Who: Sprinklr, Inc. (NYSE: CXM), a New York-based unified customer experience management platform serving more than 1,600 enterprises including 59% of the Fortune 100, led by President and CEO Rory Read and CFO Anthony Coletta.

What: Sprinklr reported Q4 and full fiscal year 2026 financial results. Total annual revenue reached $857.2 million, up 8% year-over-year. Non-GAAP operating income grew 63% to $146.2 million. Free cash flow rose 140% to $141.9 million. The Board authorised a $200 million share repurchase including a $125 million accelerated buyback. Fiscal 2027 guidance implies only 1% total revenue growth at the midpoint, with professional services revenue expected to decline and Q1 margins projected to step down from Q4 levels.

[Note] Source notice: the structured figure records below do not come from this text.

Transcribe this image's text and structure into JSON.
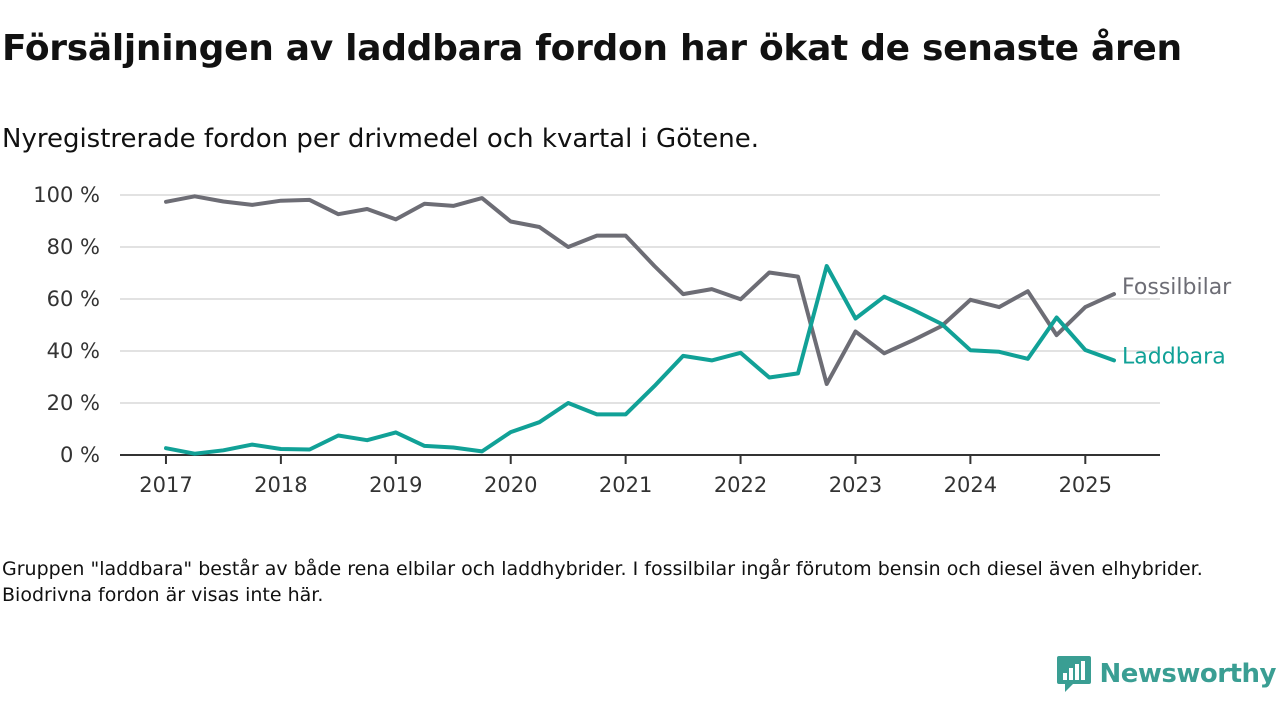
{
  "title": "Försäljningen av laddbara fordon har ökat de senaste åren",
  "subtitle": "Nyregistrerade fordon per drivmedel och kvartal i Götene.",
  "footnote": "Gruppen \"laddbara\" består av både rena elbilar och laddhybrider. I fossilbilar ingår förutom bensin och diesel även elhybrider. Biodrivna fordon är visas inte här.",
  "brand": {
    "name": "Newsworthy",
    "color": "#3a9e93"
  },
  "chart_data": {
    "type": "line",
    "title": "Försäljningen av laddbara fordon har ökat de senaste åren",
    "subtitle": "Nyregistrerade fordon per drivmedel och kvartal i Götene.",
    "xlabel": "",
    "ylabel": "",
    "x_start": 2017,
    "x_step": 0.25,
    "xlim": [
      2016.6,
      2025.65
    ],
    "ylim": [
      0,
      100
    ],
    "y_ticks": [
      0,
      20,
      40,
      60,
      80,
      100
    ],
    "y_tick_labels": [
      "0 %",
      "20 %",
      "40 %",
      "60 %",
      "80 %",
      "100 %"
    ],
    "x_ticks": [
      2017,
      2018,
      2019,
      2020,
      2021,
      2022,
      2023,
      2024,
      2025
    ],
    "x_tick_labels": [
      "2017",
      "2018",
      "2019",
      "2020",
      "2021",
      "2022",
      "2023",
      "2024",
      "2025"
    ],
    "grid": true,
    "legend": "end-of-line labels",
    "series": [
      {
        "name": "Fossilbilar",
        "color": "#6d6d75",
        "values": [
          97.4,
          99.5,
          97.5,
          96.2,
          97.8,
          98.1,
          92.6,
          94.6,
          90.6,
          96.6,
          95.8,
          98.8,
          89.8,
          87.7,
          80.0,
          84.4,
          84.4,
          72.7,
          61.9,
          63.8,
          59.9,
          70.2,
          68.6,
          27.3,
          47.5,
          39.1,
          44.1,
          49.6,
          59.7,
          56.9,
          63.0,
          46.1,
          56.9,
          61.9
        ]
      },
      {
        "name": "Laddbara",
        "color": "#11a197",
        "values": [
          2.6,
          0.5,
          1.8,
          4.0,
          2.3,
          2.1,
          7.5,
          5.7,
          8.7,
          3.5,
          2.9,
          1.4,
          8.8,
          12.6,
          20.0,
          15.6,
          15.6,
          26.5,
          38.1,
          36.4,
          39.3,
          29.8,
          31.4,
          72.7,
          52.5,
          60.9,
          55.9,
          50.4,
          40.3,
          39.7,
          37.0,
          52.9,
          40.4,
          36.4
        ]
      }
    ]
  }
}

Customer churn, rising AI infrastructure costs, geopolitical exposure in the Middle East, and competitive pressure from Adobe, Salesforce, and AI-first entrants represent the primary risks flagged in the results and call transcript.

When: The fiscal year covered ends January 31, 2026. Results were announced March 11, 2026. The share repurchase programme was authorised March 8, 2026.

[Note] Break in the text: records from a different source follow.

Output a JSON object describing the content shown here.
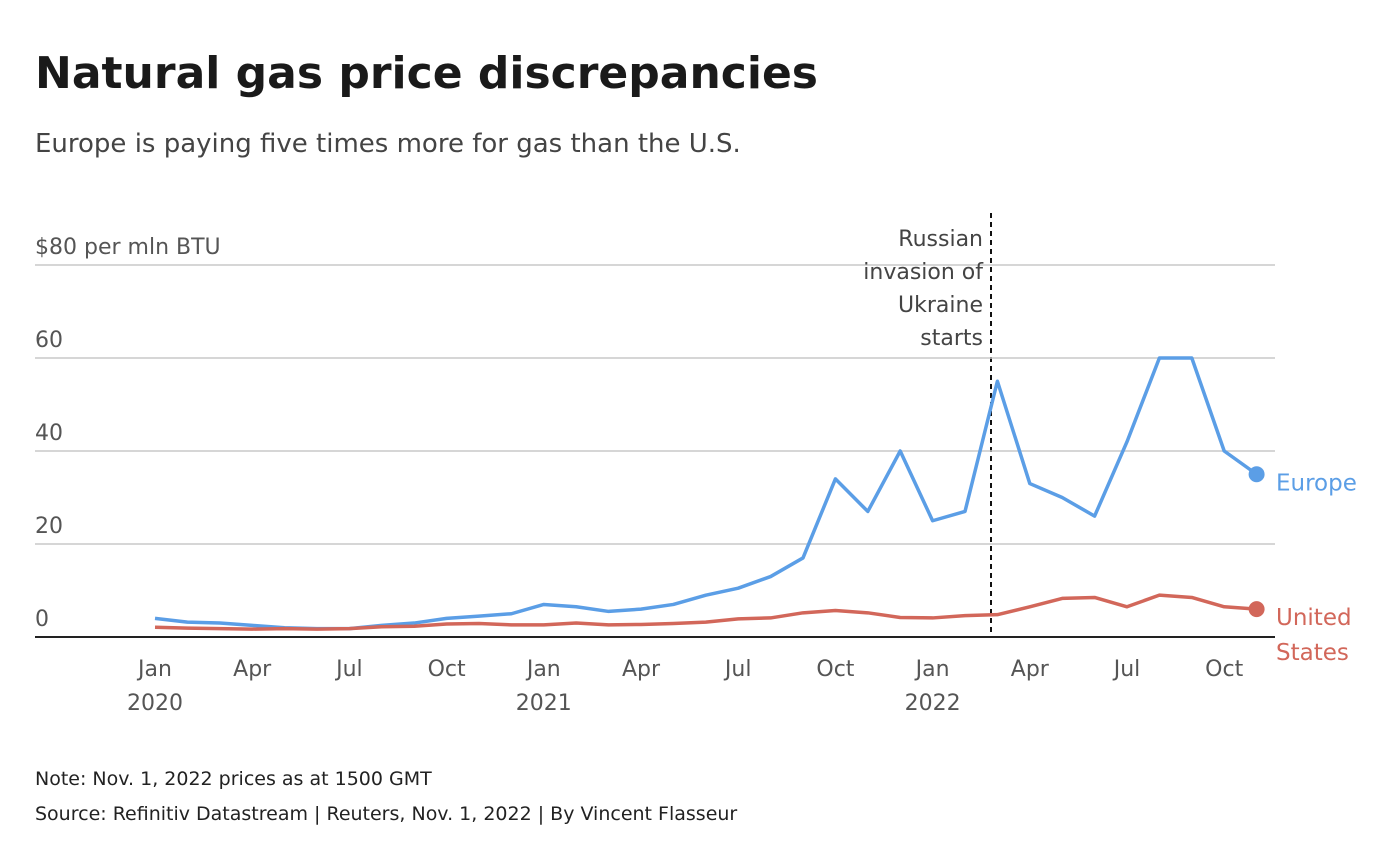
{
  "chart_data": {
    "type": "line",
    "title": "Natural gas price discrepancies",
    "subtitle": "Europe is paying five times more for gas than the U.S.",
    "x": [
      "2020-01",
      "2020-02",
      "2020-03",
      "2020-04",
      "2020-05",
      "2020-06",
      "2020-07",
      "2020-08",
      "2020-09",
      "2020-10",
      "2020-11",
      "2020-12",
      "2021-01",
      "2021-02",
      "2021-03",
      "2021-04",
      "2021-05",
      "2021-06",
      "2021-07",
      "2021-08",
      "2021-09",
      "2021-10",
      "2021-11",
      "2021-12",
      "2022-01",
      "2022-02",
      "2022-03",
      "2022-04",
      "2022-05",
      "2022-06",
      "2022-07",
      "2022-08",
      "2022-09",
      "2022-10",
      "2022-11"
    ],
    "series": [
      {
        "name": "Europe",
        "color": "#5b9ee6",
        "values": [
          4,
          3.2,
          3,
          2.5,
          2,
          1.8,
          1.8,
          2.5,
          3,
          4,
          4.5,
          5,
          7,
          6.5,
          5.5,
          6,
          7,
          9,
          10.5,
          13,
          17,
          34,
          27,
          40,
          25,
          27,
          55,
          33,
          30,
          26,
          42,
          60,
          60,
          40,
          35
        ]
      },
      {
        "name": "United States",
        "color": "#d2675a",
        "values": [
          2.1,
          1.9,
          1.8,
          1.7,
          1.8,
          1.7,
          1.8,
          2.2,
          2.3,
          2.8,
          2.9,
          2.6,
          2.6,
          3,
          2.6,
          2.7,
          2.9,
          3.2,
          3.9,
          4.1,
          5.2,
          5.7,
          5.2,
          4.2,
          4.1,
          4.6,
          4.8,
          6.5,
          8.3,
          8.5,
          6.5,
          9,
          8.5,
          6.5,
          6
        ]
      }
    ],
    "ylim": [
      0,
      80
    ],
    "yticks": [
      0,
      20,
      40,
      60,
      {
        "value": 80,
        "label": "$80 per mln BTU"
      }
    ],
    "xticks": [
      {
        "value": "2020-01",
        "label": "Jan",
        "year": "2020"
      },
      {
        "value": "2020-04",
        "label": "Apr"
      },
      {
        "value": "2020-07",
        "label": "Jul"
      },
      {
        "value": "2020-10",
        "label": "Oct"
      },
      {
        "value": "2021-01",
        "label": "Jan",
        "year": "2021"
      },
      {
        "value": "2021-04",
        "label": "Apr"
      },
      {
        "value": "2021-07",
        "label": "Jul"
      },
      {
        "value": "2021-10",
        "label": "Oct"
      },
      {
        "value": "2022-01",
        "label": "Jan",
        "year": "2022"
      },
      {
        "value": "2022-04",
        "label": "Apr"
      },
      {
        "value": "2022-07",
        "label": "Jul"
      },
      {
        "value": "2022-10",
        "label": "Oct"
      }
    ],
    "grid": true,
    "annotation": [
      "Russian",
      "invasion of",
      "Ukraine",
      "starts"
    ],
    "note": "Note: Nov. 1, 2022 prices as at 1500 GMT",
    "source": "Source: Refinitiv Datastream | Reuters, Nov. 1, 2022 | By Vincent Flasseur"
  }
}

Where: Sprinklr is headquartered at 441 9th Avenue, New York, NY 10001. The platform operates across 30 or more channels globally, with 12 regional units spanning the Americas (50-55% of revenue), Europe (approximately 35%), and Asia-Pacific (approximately 10%).

Why: The results reflect the outcome of a multi-year transformation initiated after elevated customer churn and operational difficulties in larger enterprise implementations. Sprinklr restructured its cost base, launched Project Bear Hug for customer retention, expanded AI-native capabilities, and reduced its share count through buybacks. The $200 million repurchase reflects management's view that the stock price undervalues the business relative to its cash generation, even as revenue growth decelerates and the transformation extends toward a fiscal 2028 acceleration phase.